Response of Leishmania chagasi promastigotes to oxidant stress

Abstract

At the onset of infection, Leishmania promastigotes are phagocytized by mammalian macrophages. They must survive despite exposure to toxic oxidants such as hydrogen peroxide (H2O2) and superoxide (.O2-) generated during phagocytosis. We investigated the effects of these oxidants on Leishmania chagasi promastigotes and promastigote mechanisms for oxidant resistance. According to spin trapping and electron paramagnetic resonance spectrometry, .O2- could be generated by exposure of promastigotes to the redox-cycling compound menadione. Incubation in either menadione or H2O2 caused a concentration-dependent loss of promastigote viability.
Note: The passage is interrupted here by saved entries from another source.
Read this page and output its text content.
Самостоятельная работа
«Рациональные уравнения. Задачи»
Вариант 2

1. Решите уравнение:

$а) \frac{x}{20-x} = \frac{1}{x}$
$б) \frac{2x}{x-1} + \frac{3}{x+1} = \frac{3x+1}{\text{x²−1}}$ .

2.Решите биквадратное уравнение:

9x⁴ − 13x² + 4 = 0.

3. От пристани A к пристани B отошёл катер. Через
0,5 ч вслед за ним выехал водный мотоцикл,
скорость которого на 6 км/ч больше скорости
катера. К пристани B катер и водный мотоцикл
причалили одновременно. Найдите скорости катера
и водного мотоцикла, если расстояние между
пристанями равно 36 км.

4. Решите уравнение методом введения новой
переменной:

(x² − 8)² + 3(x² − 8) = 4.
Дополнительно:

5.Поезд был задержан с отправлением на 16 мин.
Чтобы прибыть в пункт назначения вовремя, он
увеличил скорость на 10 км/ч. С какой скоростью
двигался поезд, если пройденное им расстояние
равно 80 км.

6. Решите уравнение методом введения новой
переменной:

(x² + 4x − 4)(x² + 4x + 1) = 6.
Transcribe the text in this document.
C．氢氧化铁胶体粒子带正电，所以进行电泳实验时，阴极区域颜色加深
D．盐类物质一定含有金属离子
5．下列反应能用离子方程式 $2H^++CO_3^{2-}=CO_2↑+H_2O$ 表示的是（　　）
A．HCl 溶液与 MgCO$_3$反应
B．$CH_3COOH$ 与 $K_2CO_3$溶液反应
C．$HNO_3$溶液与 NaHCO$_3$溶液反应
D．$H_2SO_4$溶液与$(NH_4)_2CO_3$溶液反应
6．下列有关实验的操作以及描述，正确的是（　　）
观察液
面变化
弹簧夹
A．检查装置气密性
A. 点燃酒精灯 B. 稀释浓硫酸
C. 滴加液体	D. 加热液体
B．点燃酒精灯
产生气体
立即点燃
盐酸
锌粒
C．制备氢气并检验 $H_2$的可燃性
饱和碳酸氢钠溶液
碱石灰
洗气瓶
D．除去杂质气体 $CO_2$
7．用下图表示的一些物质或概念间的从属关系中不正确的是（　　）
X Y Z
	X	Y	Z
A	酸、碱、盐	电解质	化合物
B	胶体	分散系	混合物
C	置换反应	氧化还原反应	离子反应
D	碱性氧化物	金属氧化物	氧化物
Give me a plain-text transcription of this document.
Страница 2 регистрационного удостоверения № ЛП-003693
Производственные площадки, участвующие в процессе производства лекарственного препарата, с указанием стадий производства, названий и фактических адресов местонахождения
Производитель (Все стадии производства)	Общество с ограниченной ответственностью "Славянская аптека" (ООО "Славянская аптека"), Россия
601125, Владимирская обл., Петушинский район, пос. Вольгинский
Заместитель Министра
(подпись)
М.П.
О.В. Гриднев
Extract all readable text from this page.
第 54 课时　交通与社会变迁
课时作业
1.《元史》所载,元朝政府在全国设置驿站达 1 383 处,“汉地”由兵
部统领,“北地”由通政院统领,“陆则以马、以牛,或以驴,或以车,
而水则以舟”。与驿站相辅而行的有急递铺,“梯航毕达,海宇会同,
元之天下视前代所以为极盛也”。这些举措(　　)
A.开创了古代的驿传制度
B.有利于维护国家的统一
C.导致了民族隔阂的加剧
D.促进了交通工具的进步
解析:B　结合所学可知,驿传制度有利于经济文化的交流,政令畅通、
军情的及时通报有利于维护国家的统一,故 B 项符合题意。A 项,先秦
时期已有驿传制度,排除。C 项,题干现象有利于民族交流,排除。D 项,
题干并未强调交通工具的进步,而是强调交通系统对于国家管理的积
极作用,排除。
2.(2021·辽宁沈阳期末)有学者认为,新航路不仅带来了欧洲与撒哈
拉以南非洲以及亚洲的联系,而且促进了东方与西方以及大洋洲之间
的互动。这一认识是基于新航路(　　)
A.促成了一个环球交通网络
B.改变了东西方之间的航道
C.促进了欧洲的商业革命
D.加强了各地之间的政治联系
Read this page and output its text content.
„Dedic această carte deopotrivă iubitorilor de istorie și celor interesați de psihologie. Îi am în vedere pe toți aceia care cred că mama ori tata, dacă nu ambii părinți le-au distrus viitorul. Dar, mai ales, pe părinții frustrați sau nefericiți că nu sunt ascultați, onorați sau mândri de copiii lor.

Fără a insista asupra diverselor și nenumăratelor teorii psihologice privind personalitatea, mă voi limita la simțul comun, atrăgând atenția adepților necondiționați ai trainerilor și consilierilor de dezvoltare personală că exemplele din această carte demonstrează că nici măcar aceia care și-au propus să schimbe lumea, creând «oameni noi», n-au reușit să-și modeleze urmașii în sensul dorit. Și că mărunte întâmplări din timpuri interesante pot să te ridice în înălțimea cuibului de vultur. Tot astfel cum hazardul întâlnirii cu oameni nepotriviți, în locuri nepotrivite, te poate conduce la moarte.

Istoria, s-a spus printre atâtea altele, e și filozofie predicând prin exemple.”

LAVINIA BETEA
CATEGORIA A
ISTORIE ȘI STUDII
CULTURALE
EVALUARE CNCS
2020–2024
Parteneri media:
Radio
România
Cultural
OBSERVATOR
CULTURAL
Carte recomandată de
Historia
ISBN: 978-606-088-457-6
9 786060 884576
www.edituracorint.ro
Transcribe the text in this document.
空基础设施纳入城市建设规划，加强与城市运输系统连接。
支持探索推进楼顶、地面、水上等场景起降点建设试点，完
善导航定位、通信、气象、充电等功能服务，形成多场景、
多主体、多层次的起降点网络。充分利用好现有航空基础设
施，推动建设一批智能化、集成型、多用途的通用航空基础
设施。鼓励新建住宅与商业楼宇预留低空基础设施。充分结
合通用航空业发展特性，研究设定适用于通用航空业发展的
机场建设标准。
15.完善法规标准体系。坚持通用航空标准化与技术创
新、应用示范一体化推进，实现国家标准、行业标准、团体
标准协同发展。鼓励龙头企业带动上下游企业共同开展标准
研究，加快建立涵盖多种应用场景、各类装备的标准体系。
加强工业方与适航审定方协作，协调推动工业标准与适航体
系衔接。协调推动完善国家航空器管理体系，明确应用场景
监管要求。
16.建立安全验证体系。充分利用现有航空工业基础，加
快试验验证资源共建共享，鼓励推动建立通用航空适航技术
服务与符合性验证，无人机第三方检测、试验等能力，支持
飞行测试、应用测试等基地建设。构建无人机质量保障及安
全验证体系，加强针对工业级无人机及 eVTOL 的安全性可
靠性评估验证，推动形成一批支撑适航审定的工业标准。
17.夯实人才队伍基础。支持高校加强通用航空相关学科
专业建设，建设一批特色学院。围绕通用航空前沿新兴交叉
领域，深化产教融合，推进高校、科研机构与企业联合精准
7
However, incubation in sublethal concentrations of H2O2 or menadione caused a stress response in promastigotes. This oxidant-induced response was associated with an increase in the amount of heat shock protein hsp70. Induction of a stress response by exposure of promastigotes either to heat shock or to sublethal oxidants (H2O2 or menadione) caused promastigotes to become more resistant to H2O2 toxicity. Sublethal menadione also caused promastigotes to become more virulent in a BALB/c mouse model of leishmaniasis. We previously correlated H2O2 cytotoxicity for promastigotes with the formation of hydroxyl radical (.OH) from H2O2. However, according to electron paramagnetic resonance spectrometry, the increase in H2O2 resistance after exposure to sublethal oxidants was not associated with diminished generation (i.e., scavenging) of .OH. These data suggest that there is a cross-protective stress response that occurs after exposure of L. chagasi promastigotes to heat shock or to sublethal H2O2 or .O2-, exposures that also occur during natural infection. This response results in increased resistance to H2O2 toxicity and increased virulence for a mammalian host.